La nouvelle colonie qui se formait dans la Wetterau, tant à Marienborn qu’à Herrnhaag, avait à lutter contre des difficultés qui ne s’étaient point rencontrées à Herrnhout. Dans une contrée populeuse et parcourue par les voyageurs, les conditions d’existence ne présentaient pas la même simplicité qu’au fond de la paisible Lusace : le concours d’étrangers qui affluaient dans la Wetterau amenait incessamment des exigences imprévues. Les différences de nationalité, d’habitudes, d’éducation, de développement, qui existaient entre les nouveaux colons, ôtaient à la communauté tout caractère d’homogénéité et l’empêchaient de se constituer ; une fois, par exemple, dans cette même année 1740, sur sept nouveaux Frères confirmés le même jour, il se trouvait un Polonais, un Hongrois, un Suisse, un Anglais, un Suédois, un Livonien et un Allemand. Ce n’était pas petite difficulté que de faire régner l’harmonie entre tant d’éléments divers. Enfin, les colonies de la Wetterau n’étant pas établies, comme Herrnhout, sur les terres de Zinzendorf, mais relevant du comte de Büdingen, il résultait souvent de ce fait des conflits inévitables.
Le comte luttait avec énergie contre tous ces obstacles et cherchait à en triompher à force d’activité, de prière et de dévouement. Les innombrables préoccupations que lui donnait la communauté ne ralentissaient en rien son zèle pour les missions étrangères : il envoya trois des Frères visiter celle du Groënland, à laquelle il portait un intérêt particulier ; un quatrième partit pour Surinam. Une lettre de Zinzendorf, en date du 18 mai 1740, nous apprend quels étaient à cette époque ses sentiments relativement aux missions. Elle est adressée à un conseiller aulique qui l’engageait à publier un compte rendu de l’œuvre des Frères parmi les païens.

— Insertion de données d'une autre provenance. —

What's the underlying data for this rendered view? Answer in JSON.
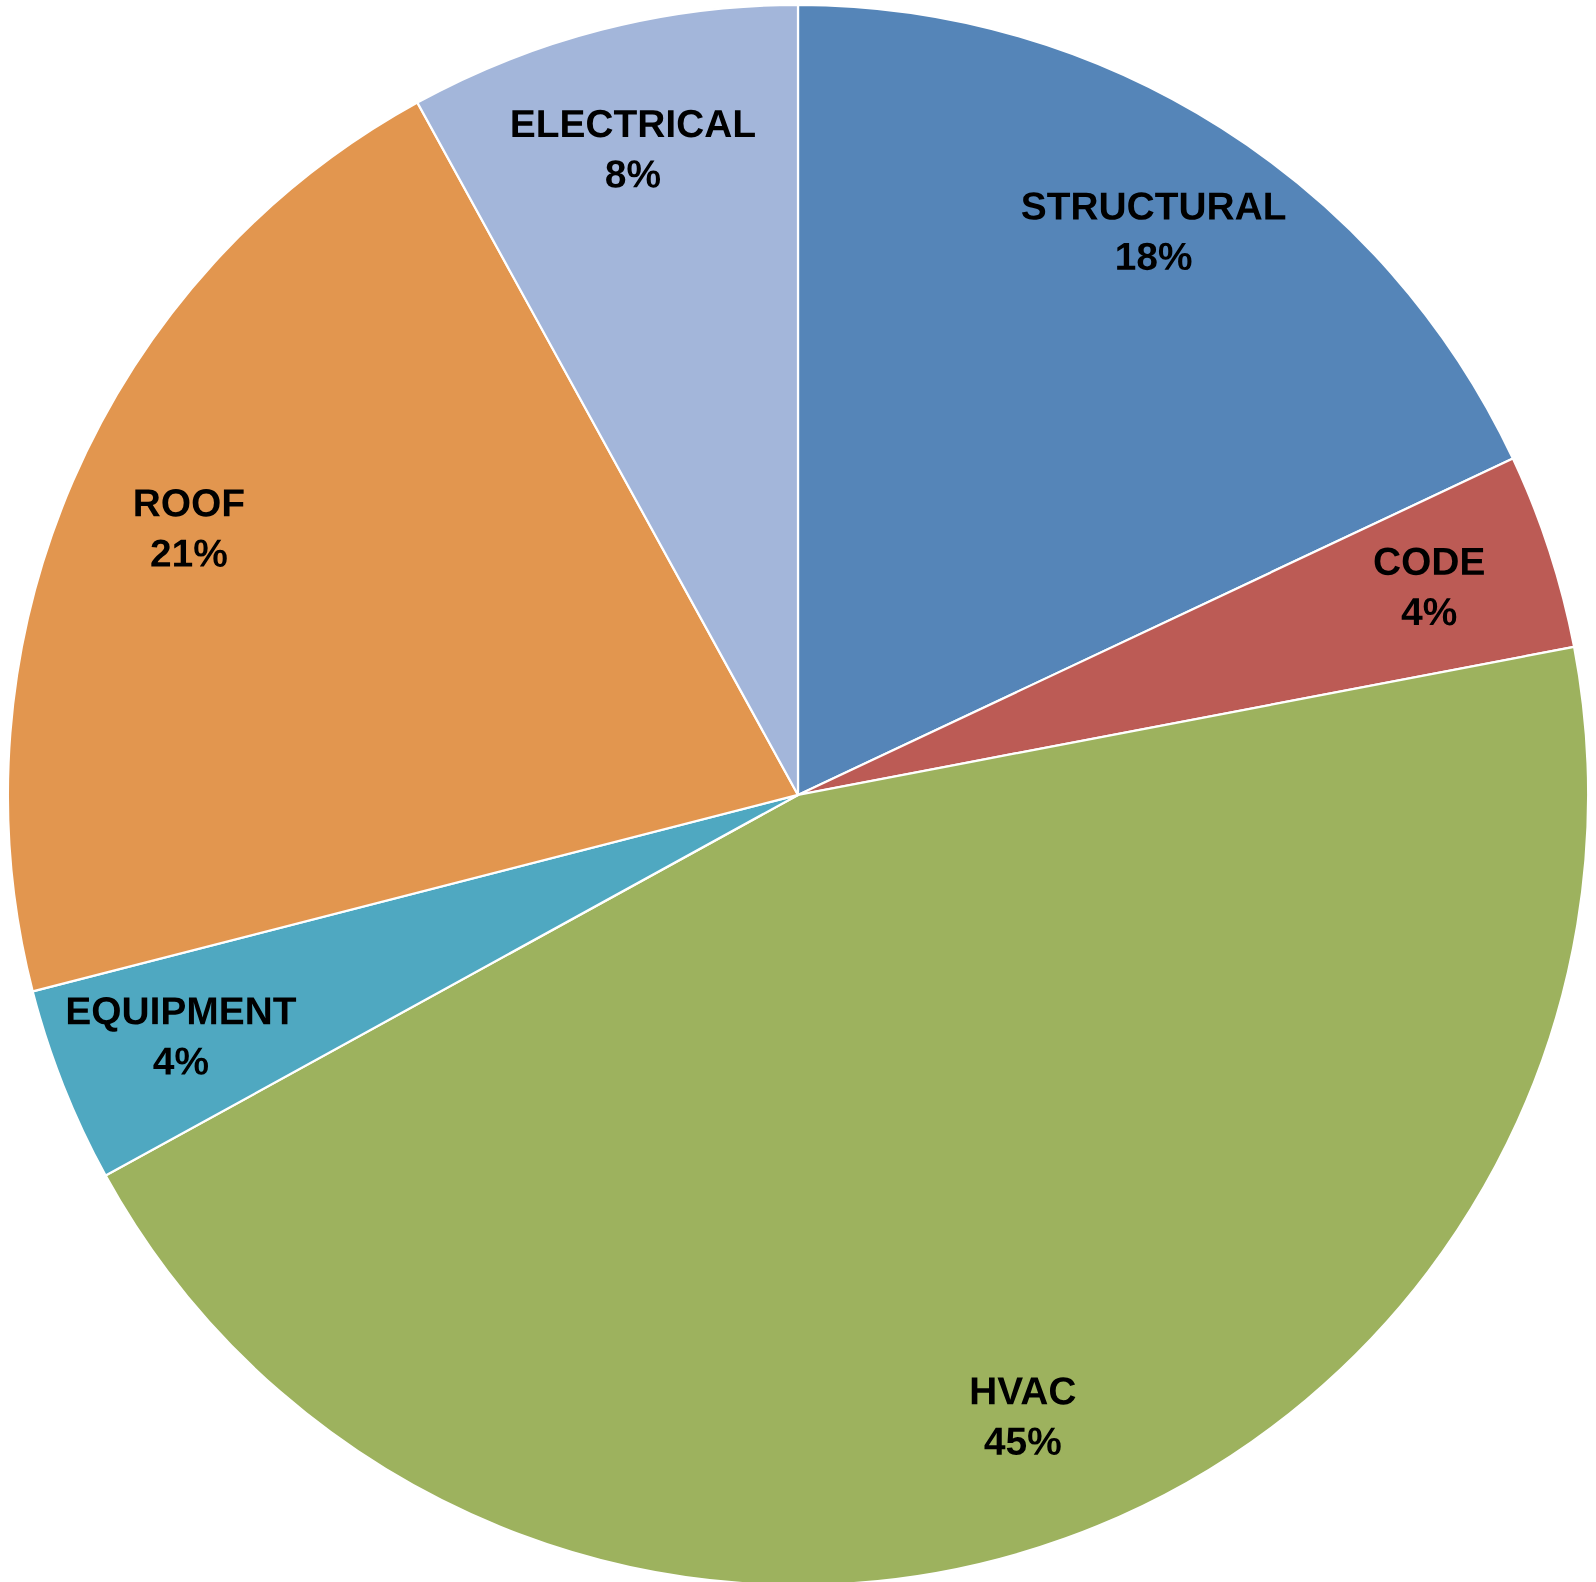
{
  "chart_data": {
    "type": "pie",
    "categories": [
      "STRUCTURAL",
      "CODE",
      "HVAC",
      "EQUIPMENT",
      "ROOF",
      "ELECTRICAL"
    ],
    "values": [
      18,
      4,
      45,
      4,
      21,
      8
    ],
    "value_labels": [
      "18%",
      "4%",
      "45%",
      "4%",
      "21%",
      "8%"
    ],
    "colors": [
      "#5585b8",
      "#bc5b55",
      "#9db25e",
      "#4fa8c1",
      "#e2964f",
      "#a3b6da"
    ]
  }
}
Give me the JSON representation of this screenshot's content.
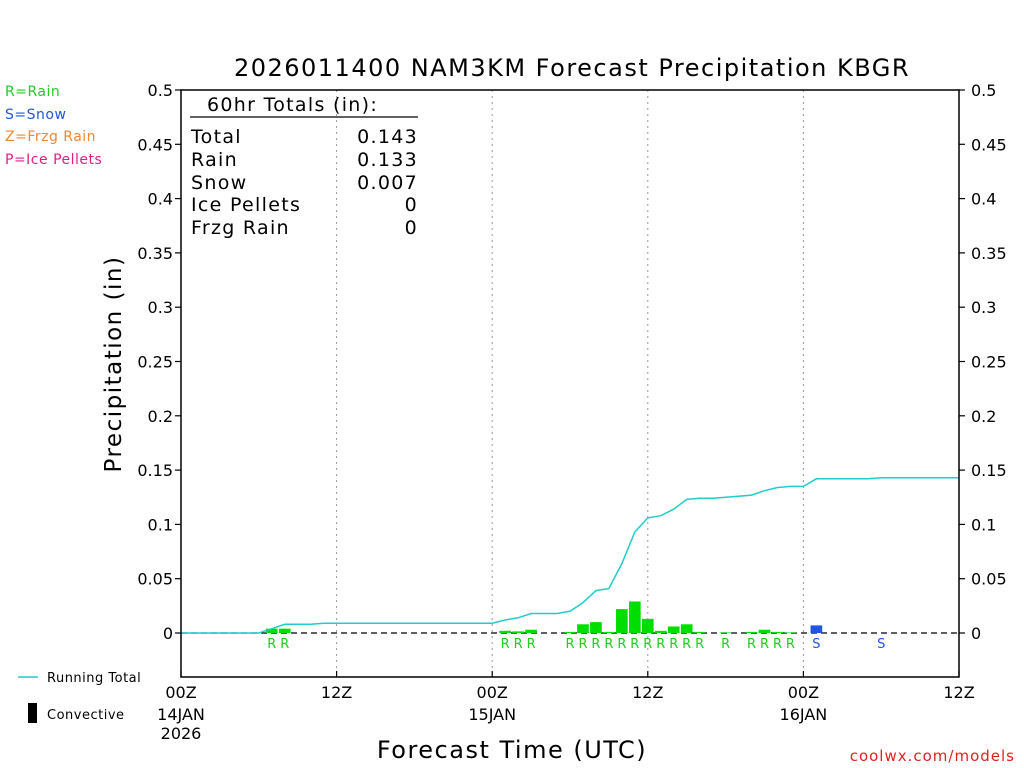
{
  "chart_data": {
    "type": "bar",
    "title": "2026011400 NAM3KM Forecast Precipitation KBGR",
    "xlabel": "Forecast Time (UTC)",
    "ylabel": "Precipitation (in)",
    "ylim": [
      -0.04,
      0.5
    ],
    "xlim_hours": [
      0,
      60
    ],
    "y_ticks": [
      0.5,
      0.45,
      0.4,
      0.35,
      0.3,
      0.25,
      0.2,
      0.15,
      0.1,
      0.05,
      0
    ],
    "y_tick_labels": [
      "0.5",
      "0.45",
      "0.4",
      "0.35",
      "0.3",
      "0.25",
      "0.2",
      "0.15",
      "0.1",
      "0.05",
      "0"
    ],
    "x_ticks": [
      {
        "hour": 0,
        "label": "00Z",
        "date": "14JAN",
        "year": "2026"
      },
      {
        "hour": 12,
        "label": "12Z",
        "date": "",
        "year": ""
      },
      {
        "hour": 24,
        "label": "00Z",
        "date": "15JAN",
        "year": ""
      },
      {
        "hour": 36,
        "label": "12Z",
        "date": "",
        "year": ""
      },
      {
        "hour": 48,
        "label": "00Z",
        "date": "16JAN",
        "year": ""
      },
      {
        "hour": 60,
        "label": "12Z",
        "date": "",
        "year": ""
      }
    ],
    "vertical_gridlines_hours": [
      12,
      24,
      36,
      48
    ],
    "legend_types": [
      {
        "label": "R=Rain",
        "color": "#22cc22"
      },
      {
        "label": "S=Snow",
        "color": "#2255dd"
      },
      {
        "label": "Z=Frzg Rain",
        "color": "#ee8833"
      },
      {
        "label": "P=Ice Pellets",
        "color": "#e0208a"
      }
    ],
    "legend_lines": {
      "running_total": "Running Total",
      "convective": "Convective"
    },
    "totals": {
      "header": "60hr Totals (in):",
      "rows": [
        {
          "label": "Total",
          "value": "0.143"
        },
        {
          "label": "Rain",
          "value": "0.133"
        },
        {
          "label": "Snow",
          "value": "0.007"
        },
        {
          "label": "Ice Pellets",
          "value": "0"
        },
        {
          "label": "Frzg Rain",
          "value": "0"
        }
      ]
    },
    "series": [
      {
        "name": "Hourly Precipitation",
        "bars": [
          {
            "hour": 7,
            "value": 0.004,
            "ptype": "R"
          },
          {
            "hour": 8,
            "value": 0.004,
            "ptype": "R"
          },
          {
            "hour": 25,
            "value": 0.002,
            "ptype": "R"
          },
          {
            "hour": 26,
            "value": 0.0015,
            "ptype": "R"
          },
          {
            "hour": 27,
            "value": 0.003,
            "ptype": "R"
          },
          {
            "hour": 30,
            "value": 0.001,
            "ptype": "R"
          },
          {
            "hour": 31,
            "value": 0.008,
            "ptype": "R"
          },
          {
            "hour": 32,
            "value": 0.01,
            "ptype": "R"
          },
          {
            "hour": 33,
            "value": 0.001,
            "ptype": "R"
          },
          {
            "hour": 34,
            "value": 0.022,
            "ptype": "R"
          },
          {
            "hour": 35,
            "value": 0.029,
            "ptype": "R"
          },
          {
            "hour": 36,
            "value": 0.013,
            "ptype": "R"
          },
          {
            "hour": 37,
            "value": 0.002,
            "ptype": "R"
          },
          {
            "hour": 38,
            "value": 0.006,
            "ptype": "R"
          },
          {
            "hour": 39,
            "value": 0.008,
            "ptype": "R"
          },
          {
            "hour": 40,
            "value": 0.001,
            "ptype": "R"
          },
          {
            "hour": 42,
            "value": 0.0005,
            "ptype": "R"
          },
          {
            "hour": 44,
            "value": 0.001,
            "ptype": "R"
          },
          {
            "hour": 45,
            "value": 0.003,
            "ptype": "R"
          },
          {
            "hour": 46,
            "value": 0.001,
            "ptype": "R"
          },
          {
            "hour": 47,
            "value": 0.0005,
            "ptype": "R"
          },
          {
            "hour": 49,
            "value": 0.007,
            "ptype": "S"
          },
          {
            "hour": 54,
            "value": 0.0,
            "ptype": "S"
          }
        ]
      },
      {
        "name": "Running Total",
        "points": [
          [
            0,
            0
          ],
          [
            1,
            0
          ],
          [
            2,
            0
          ],
          [
            3,
            0
          ],
          [
            4,
            0
          ],
          [
            5,
            0
          ],
          [
            6,
            0
          ],
          [
            7,
            0.004
          ],
          [
            8,
            0.008
          ],
          [
            9,
            0.008
          ],
          [
            10,
            0.008
          ],
          [
            11,
            0.009
          ],
          [
            12,
            0.009
          ],
          [
            13,
            0.009
          ],
          [
            14,
            0.009
          ],
          [
            15,
            0.009
          ],
          [
            16,
            0.009
          ],
          [
            17,
            0.009
          ],
          [
            18,
            0.009
          ],
          [
            19,
            0.009
          ],
          [
            20,
            0.009
          ],
          [
            21,
            0.009
          ],
          [
            22,
            0.009
          ],
          [
            23,
            0.009
          ],
          [
            24,
            0.009
          ],
          [
            25,
            0.012
          ],
          [
            26,
            0.014
          ],
          [
            27,
            0.018
          ],
          [
            28,
            0.018
          ],
          [
            29,
            0.018
          ],
          [
            30,
            0.02
          ],
          [
            31,
            0.028
          ],
          [
            32,
            0.039
          ],
          [
            33,
            0.041
          ],
          [
            34,
            0.064
          ],
          [
            35,
            0.093
          ],
          [
            36,
            0.106
          ],
          [
            37,
            0.108
          ],
          [
            38,
            0.114
          ],
          [
            39,
            0.123
          ],
          [
            40,
            0.124
          ],
          [
            41,
            0.124
          ],
          [
            42,
            0.125
          ],
          [
            43,
            0.126
          ],
          [
            44,
            0.127
          ],
          [
            45,
            0.131
          ],
          [
            46,
            0.134
          ],
          [
            47,
            0.135
          ],
          [
            48,
            0.135
          ],
          [
            49,
            0.142
          ],
          [
            50,
            0.142
          ],
          [
            51,
            0.142
          ],
          [
            52,
            0.142
          ],
          [
            53,
            0.142
          ],
          [
            54,
            0.143
          ],
          [
            55,
            0.143
          ],
          [
            56,
            0.143
          ],
          [
            57,
            0.143
          ],
          [
            58,
            0.143
          ],
          [
            59,
            0.143
          ],
          [
            60,
            0.143
          ]
        ]
      }
    ],
    "colors": {
      "rain": "#00dd00",
      "snow": "#2255dd",
      "running_total": "#22cccc",
      "grid": "#999999"
    },
    "credit": "coolwx.com/models"
  }
}
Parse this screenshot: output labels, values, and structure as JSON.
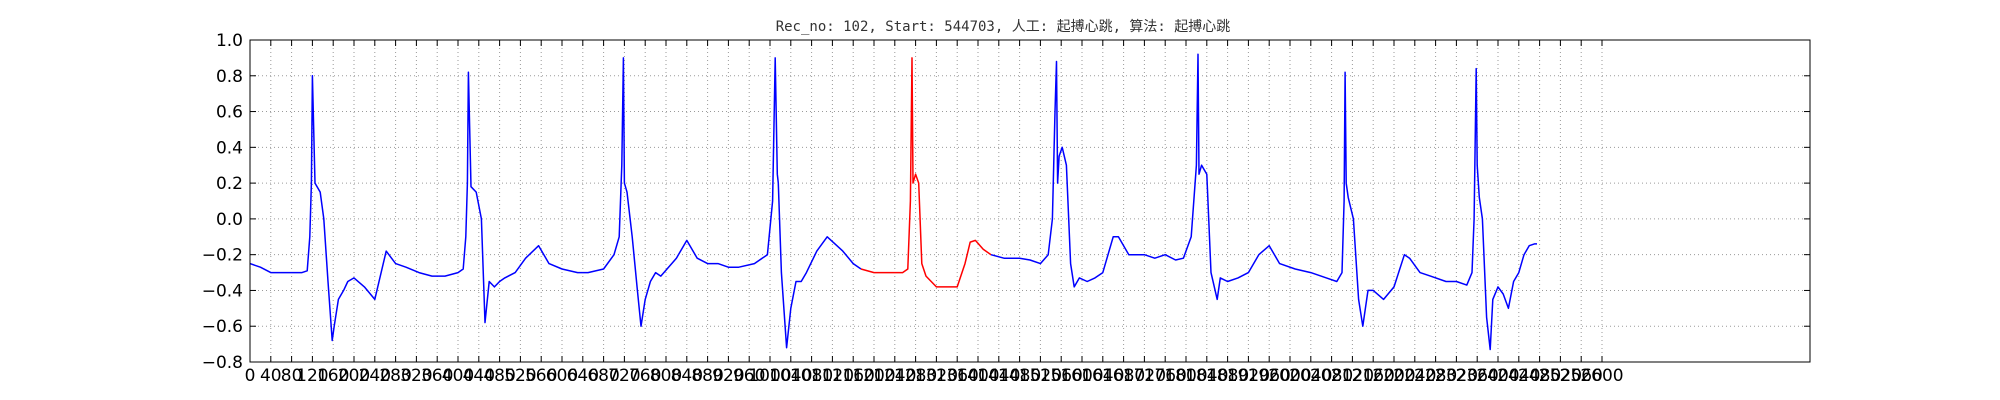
{
  "chart_data": {
    "type": "line",
    "title": "Rec_no: 102, Start: 544703, 人工: 起搏心跳, 算法: 起搏心跳",
    "xlabel": "",
    "ylabel": "",
    "xlim": [
      0,
      3000
    ],
    "ylim": [
      -0.8,
      1.0
    ],
    "grid": true,
    "y_ticks": [
      "1.0",
      "0.8",
      "0.6",
      "0.4",
      "0.2",
      "0.0",
      "−0.2",
      "−0.4",
      "−0.6",
      "−0.8"
    ],
    "x_ticks": [
      "0",
      "40",
      "80",
      "120",
      "160",
      "200",
      "240",
      "280",
      "320",
      "360",
      "400",
      "440",
      "480",
      "520",
      "560",
      "600",
      "640",
      "680",
      "720",
      "760",
      "800",
      "840",
      "880",
      "920",
      "960",
      "1000",
      "1040",
      "1080",
      "1120",
      "1160",
      "1200",
      "1240",
      "1280",
      "1320",
      "1360",
      "1400",
      "1440",
      "1480",
      "1520",
      "1560",
      "1600",
      "1640",
      "1680",
      "1720",
      "1760",
      "1800",
      "1840",
      "1880",
      "1920",
      "1960",
      "2000",
      "2040",
      "2080",
      "2120",
      "2160",
      "2200",
      "2240",
      "2280",
      "2320",
      "2360",
      "2400",
      "2440",
      "2480",
      "2520",
      "2560",
      "2600"
    ],
    "series": [
      {
        "color": "#0000ff",
        "x": [
          0,
          20,
          40,
          60,
          80,
          100,
          110,
          115,
          118,
          120,
          125,
          135,
          142,
          150,
          158,
          162,
          170,
          180,
          188,
          200,
          220,
          240,
          262,
          280,
          300,
          325,
          350,
          375,
          400,
          410,
          415,
          418,
          420,
          425,
          435,
          445,
          452,
          460,
          470,
          480,
          490,
          510,
          530,
          555,
          575,
          600,
          630,
          650,
          680,
          700,
          710,
          715,
          718,
          720,
          725,
          735,
          745,
          752,
          760,
          770,
          780,
          790,
          820,
          840,
          860,
          880,
          900,
          920,
          940,
          970,
          995,
          1005,
          1010,
          1014,
          1016,
          1022,
          1032,
          1040,
          1050,
          1060,
          1070,
          1090,
          1110,
          1140,
          1160,
          1175
        ],
        "y": [
          -0.25,
          -0.27,
          -0.3,
          -0.3,
          -0.3,
          -0.3,
          -0.29,
          -0.1,
          0.2,
          0.8,
          0.2,
          0.15,
          0.0,
          -0.35,
          -0.68,
          -0.6,
          -0.45,
          -0.4,
          -0.35,
          -0.33,
          -0.38,
          -0.45,
          -0.18,
          -0.25,
          -0.27,
          -0.3,
          -0.32,
          -0.32,
          -0.3,
          -0.28,
          -0.1,
          0.2,
          0.82,
          0.18,
          0.15,
          0.0,
          -0.58,
          -0.35,
          -0.38,
          -0.35,
          -0.33,
          -0.3,
          -0.22,
          -0.15,
          -0.25,
          -0.28,
          -0.3,
          -0.3,
          -0.28,
          -0.2,
          -0.1,
          0.3,
          0.9,
          0.2,
          0.15,
          -0.1,
          -0.4,
          -0.6,
          -0.45,
          -0.35,
          -0.3,
          -0.32,
          -0.22,
          -0.12,
          -0.22,
          -0.25,
          -0.25,
          -0.27,
          -0.27,
          -0.25,
          -0.2,
          0.1,
          0.9,
          0.25,
          0.2,
          -0.3,
          -0.72,
          -0.5,
          -0.35,
          -0.35,
          -0.3,
          -0.18,
          -0.1,
          -0.18,
          -0.25,
          -0.28
        ]
      },
      {
        "color": "#ff0000",
        "x": [
          1175,
          1200,
          1225,
          1255,
          1265,
          1270,
          1273,
          1275,
          1280,
          1286,
          1292,
          1300,
          1320,
          1340,
          1360,
          1375,
          1385,
          1395,
          1410,
          1425
        ],
        "y": [
          -0.28,
          -0.3,
          -0.3,
          -0.3,
          -0.28,
          0.1,
          0.9,
          0.2,
          0.25,
          0.2,
          -0.25,
          -0.32,
          -0.38,
          -0.38,
          -0.38,
          -0.25,
          -0.13,
          -0.12,
          -0.17,
          -0.2
        ]
      },
      {
        "color": "#0000ff",
        "x": [
          1425,
          1450,
          1480,
          1500,
          1520,
          1535,
          1543,
          1548,
          1551,
          1553,
          1556,
          1562,
          1570,
          1578,
          1585,
          1595,
          1610,
          1625,
          1640,
          1660,
          1670,
          1690,
          1720,
          1740,
          1760,
          1780,
          1795,
          1810,
          1820,
          1823,
          1825,
          1830,
          1840,
          1848,
          1860,
          1866,
          1880,
          1900,
          1920,
          1940,
          1960,
          1980,
          2010,
          2040,
          2070,
          2090,
          2100,
          2104,
          2106,
          2108,
          2112,
          2122,
          2132,
          2140,
          2150,
          2160,
          2180,
          2200,
          2220,
          2230,
          2250,
          2270,
          2300,
          2320,
          2340,
          2350,
          2354,
          2358,
          2360,
          2364,
          2370,
          2378,
          2385,
          2390,
          2400,
          2410,
          2420,
          2430,
          2440,
          2450,
          2460,
          2470,
          2475
        ],
        "y": [
          -0.2,
          -0.22,
          -0.22,
          -0.23,
          -0.25,
          -0.2,
          0.0,
          0.6,
          0.88,
          0.2,
          0.35,
          0.4,
          0.3,
          -0.25,
          -0.38,
          -0.33,
          -0.35,
          -0.33,
          -0.3,
          -0.1,
          -0.1,
          -0.2,
          -0.2,
          -0.22,
          -0.2,
          -0.23,
          -0.22,
          -0.1,
          0.3,
          0.92,
          0.25,
          0.3,
          0.25,
          -0.3,
          -0.45,
          -0.33,
          -0.35,
          -0.33,
          -0.3,
          -0.2,
          -0.15,
          -0.25,
          -0.28,
          -0.3,
          -0.33,
          -0.35,
          -0.3,
          0.1,
          0.82,
          0.2,
          0.12,
          0.0,
          -0.45,
          -0.6,
          -0.4,
          -0.4,
          -0.45,
          -0.38,
          -0.2,
          -0.22,
          -0.3,
          -0.32,
          -0.35,
          -0.35,
          -0.37,
          -0.3,
          0.0,
          0.84,
          0.3,
          0.12,
          0.0,
          -0.55,
          -0.73,
          -0.45,
          -0.38,
          -0.42,
          -0.5,
          -0.35,
          -0.3,
          -0.2,
          -0.15,
          -0.14,
          -0.14
        ]
      }
    ]
  }
}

« Je dois convenir », dit le comte, « que, sans précisément garder le secret sur cette œuvre, lorsque l’occasion se présente d’en parler, je sens pourtant dans mon cœur une certaine répugnance à en traiter ex professo. En effet, je ne sais pas si l’heure des païens est déjà venue ; aussi, je ne considère ce commencement de conversion des Hottentots, des Groënlandais et de quelques centaines de noirs, que comme une gratification que le Sauveur a bien voulu allouer au travail et aux sueurs de ses pauvres serviteurs, et en particulier à la mort d’une trentaine d’entre eux qui ont succombé dans cette œuvre. Il a voulu leur accorder de voir une chose qu’il aurait peut-être aussi faite sans eux. Mais je ne sais pas pour sûr si c’est bien là la vraie mine ou si ce n’est qu’un filon qui ne se prolonge guère. Ah ! ne fût-ce que cela, la conversion de cent âmes nous payerait richement de nos deux cents voyages au delà des mers ! »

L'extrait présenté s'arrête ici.